Invité de l'émission Le Vestiaire sur SFR Sport 1, Martin Djetou est revenu sur son transfert avorté de Monaco à la Juventus en 1999. Le défenseur français fut échaudé par le manque de considération du club piémontais, mais aussi par une phrase de Roberto Bettega pour justifier son salaire revu à la baisse.

Ecarté de la liste finale des Bleus convoqués par Aimé Jacquet pour la Coupe du monde 1998, Martin Djetou était l'un des meilleurs défenseurs du championnat de France à la fin des années 1990. A l'époque où il portait le maillot de l'AS Monaco, l'international français était même courtisé par le FC Barcelone et la Juventus de Turin. En 1999, il signa même un pré-contrat avec les Bianconeri. Mais l'affaire capota.

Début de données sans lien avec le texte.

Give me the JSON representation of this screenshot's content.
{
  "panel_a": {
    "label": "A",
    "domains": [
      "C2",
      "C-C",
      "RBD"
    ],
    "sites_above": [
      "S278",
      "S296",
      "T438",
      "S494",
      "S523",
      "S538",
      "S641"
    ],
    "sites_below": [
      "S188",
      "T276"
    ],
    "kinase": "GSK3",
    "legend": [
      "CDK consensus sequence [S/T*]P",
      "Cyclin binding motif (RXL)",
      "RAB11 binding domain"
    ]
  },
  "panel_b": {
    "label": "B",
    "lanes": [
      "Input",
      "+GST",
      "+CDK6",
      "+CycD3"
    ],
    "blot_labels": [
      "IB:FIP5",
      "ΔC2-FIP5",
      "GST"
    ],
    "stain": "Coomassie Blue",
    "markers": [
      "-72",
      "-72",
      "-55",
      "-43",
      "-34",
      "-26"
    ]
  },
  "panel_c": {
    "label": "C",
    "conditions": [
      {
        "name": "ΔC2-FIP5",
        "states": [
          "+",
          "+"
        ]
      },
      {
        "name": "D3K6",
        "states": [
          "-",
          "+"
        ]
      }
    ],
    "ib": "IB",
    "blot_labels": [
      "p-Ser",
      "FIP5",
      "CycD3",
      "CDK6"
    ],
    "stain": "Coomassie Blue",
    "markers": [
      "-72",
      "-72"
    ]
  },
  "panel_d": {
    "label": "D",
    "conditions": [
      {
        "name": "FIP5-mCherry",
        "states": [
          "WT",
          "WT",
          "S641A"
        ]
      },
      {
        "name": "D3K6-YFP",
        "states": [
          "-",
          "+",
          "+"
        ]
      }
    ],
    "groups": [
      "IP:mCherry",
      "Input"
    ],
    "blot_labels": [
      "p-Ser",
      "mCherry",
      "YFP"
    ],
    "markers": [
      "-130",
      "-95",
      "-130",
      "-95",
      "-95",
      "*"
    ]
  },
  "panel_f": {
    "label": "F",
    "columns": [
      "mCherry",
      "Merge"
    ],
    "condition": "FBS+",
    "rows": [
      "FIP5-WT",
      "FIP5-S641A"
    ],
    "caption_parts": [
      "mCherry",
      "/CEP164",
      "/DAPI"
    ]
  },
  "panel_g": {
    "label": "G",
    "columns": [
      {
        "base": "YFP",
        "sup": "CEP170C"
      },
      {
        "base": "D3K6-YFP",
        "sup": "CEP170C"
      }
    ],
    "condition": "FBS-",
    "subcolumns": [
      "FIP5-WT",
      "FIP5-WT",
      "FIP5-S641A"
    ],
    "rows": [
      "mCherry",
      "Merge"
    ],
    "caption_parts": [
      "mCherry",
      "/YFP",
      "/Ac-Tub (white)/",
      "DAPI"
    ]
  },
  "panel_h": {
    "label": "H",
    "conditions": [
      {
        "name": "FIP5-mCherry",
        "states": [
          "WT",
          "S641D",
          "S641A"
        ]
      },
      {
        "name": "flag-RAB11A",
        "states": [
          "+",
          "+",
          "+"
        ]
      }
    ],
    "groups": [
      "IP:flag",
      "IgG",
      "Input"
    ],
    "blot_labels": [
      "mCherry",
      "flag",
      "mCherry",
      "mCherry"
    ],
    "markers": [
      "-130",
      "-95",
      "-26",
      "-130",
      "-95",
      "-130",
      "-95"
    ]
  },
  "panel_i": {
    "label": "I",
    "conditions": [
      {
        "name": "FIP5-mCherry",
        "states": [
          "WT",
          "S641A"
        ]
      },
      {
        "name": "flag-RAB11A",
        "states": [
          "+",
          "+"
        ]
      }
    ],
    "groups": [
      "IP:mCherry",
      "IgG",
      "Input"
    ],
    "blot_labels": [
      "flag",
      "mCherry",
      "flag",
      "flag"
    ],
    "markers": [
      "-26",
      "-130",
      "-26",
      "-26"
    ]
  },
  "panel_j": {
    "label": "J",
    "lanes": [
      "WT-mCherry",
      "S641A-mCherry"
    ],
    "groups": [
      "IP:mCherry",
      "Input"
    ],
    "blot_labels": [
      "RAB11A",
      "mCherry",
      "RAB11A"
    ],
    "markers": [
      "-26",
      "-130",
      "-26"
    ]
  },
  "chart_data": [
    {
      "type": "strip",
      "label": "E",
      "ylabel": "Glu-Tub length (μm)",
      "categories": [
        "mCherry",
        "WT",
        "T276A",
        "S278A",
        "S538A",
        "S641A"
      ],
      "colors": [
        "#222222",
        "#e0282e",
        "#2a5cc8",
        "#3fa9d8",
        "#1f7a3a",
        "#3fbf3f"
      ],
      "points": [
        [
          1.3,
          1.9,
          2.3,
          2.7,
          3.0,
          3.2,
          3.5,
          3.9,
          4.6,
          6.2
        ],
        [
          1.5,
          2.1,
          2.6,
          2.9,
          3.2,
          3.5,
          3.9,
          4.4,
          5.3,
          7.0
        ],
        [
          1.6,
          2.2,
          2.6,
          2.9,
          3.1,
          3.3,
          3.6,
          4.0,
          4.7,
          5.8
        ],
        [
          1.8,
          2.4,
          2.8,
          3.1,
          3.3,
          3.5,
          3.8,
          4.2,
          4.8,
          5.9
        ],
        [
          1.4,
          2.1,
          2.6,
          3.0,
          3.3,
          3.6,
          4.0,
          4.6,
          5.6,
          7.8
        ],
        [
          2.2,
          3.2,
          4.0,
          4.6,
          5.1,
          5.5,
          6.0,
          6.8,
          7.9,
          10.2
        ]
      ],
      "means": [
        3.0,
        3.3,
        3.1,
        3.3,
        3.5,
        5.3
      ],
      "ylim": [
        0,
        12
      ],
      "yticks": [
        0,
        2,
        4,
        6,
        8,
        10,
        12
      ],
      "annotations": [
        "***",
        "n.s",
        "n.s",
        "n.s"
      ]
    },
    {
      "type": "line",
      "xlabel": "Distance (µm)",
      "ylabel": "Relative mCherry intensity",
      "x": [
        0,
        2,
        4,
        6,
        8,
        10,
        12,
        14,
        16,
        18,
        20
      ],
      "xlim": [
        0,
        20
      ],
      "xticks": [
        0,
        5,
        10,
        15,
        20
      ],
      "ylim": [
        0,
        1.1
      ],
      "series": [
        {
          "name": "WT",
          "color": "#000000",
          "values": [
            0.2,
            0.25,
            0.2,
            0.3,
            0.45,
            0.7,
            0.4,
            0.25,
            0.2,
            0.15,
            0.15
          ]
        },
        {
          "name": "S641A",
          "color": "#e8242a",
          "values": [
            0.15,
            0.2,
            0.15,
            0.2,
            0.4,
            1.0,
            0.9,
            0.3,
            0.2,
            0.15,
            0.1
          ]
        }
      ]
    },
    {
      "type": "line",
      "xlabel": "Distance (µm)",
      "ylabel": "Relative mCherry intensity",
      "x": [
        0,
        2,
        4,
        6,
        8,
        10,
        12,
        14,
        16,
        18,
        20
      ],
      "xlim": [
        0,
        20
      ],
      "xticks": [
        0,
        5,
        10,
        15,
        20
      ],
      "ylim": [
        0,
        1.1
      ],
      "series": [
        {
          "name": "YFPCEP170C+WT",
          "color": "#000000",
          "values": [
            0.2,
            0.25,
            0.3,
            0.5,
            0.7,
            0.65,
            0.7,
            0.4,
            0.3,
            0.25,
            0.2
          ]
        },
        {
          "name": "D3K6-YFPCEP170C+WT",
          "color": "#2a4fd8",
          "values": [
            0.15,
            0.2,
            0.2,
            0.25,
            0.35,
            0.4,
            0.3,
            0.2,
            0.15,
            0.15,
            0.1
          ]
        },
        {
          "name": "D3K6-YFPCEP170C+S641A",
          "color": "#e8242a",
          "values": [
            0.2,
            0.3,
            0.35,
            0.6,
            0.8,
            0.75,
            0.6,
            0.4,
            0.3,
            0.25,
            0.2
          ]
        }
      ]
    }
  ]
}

"Tu sais, si tu rentres en Afrique chez toi..."

Sur le plateau du Vestiaire, diffusé ce vendredi sur SFR Sport 1, l'ancien joueur revient sur cet épisode. A l'époque, il se rendit à Turin avec son agent Bruno Satin. Mais ils déchantèrent rapidement. "Ce qui avait été dit par rapport au contrat, ce n'était pas ça. A l'époque, c'était 800 000 francs, et là, c'était 715 000. J'ai dit 'Qu'est-ce qu'il se passe, il y a de l'argent en moins là'. Et alors, Bettega (un dirigeant de la Juventus, ndlr) m'a répondu 'Tu sais, si tu rentres en Afrique chez toi (Djetou est né en Côte d'Ivoire, ndlr), tu vas vivre comme un roi car ça va te faire tant de millions'."

Mécontent, Martin Djetou préféra tout stopper pour retourner à Monaco. La Juve, de son côté, prétendit qu'elle n'avait pas engagé le défenseur à cause d'un problème à un genou. Djetou poursuit: "C'est ma grande soeur qui m'a élevé. Ce qui m'avait beaucoup déçu à l'époque, c'est que j'avais demandé un petit appartement pour elle; ils m'ont dit non. J'ai demandé s'ils payaient mon déplacement, ils m'ont dit que Monaco-Turin, ce n'était pas loin et ils m'ont dit non. Une voiture pour ma grande soeur ? Non. Tout ce que je demandais, c'était : non, non, non. Et en plus, je vois que ça baisse (son salaire, ndlr)."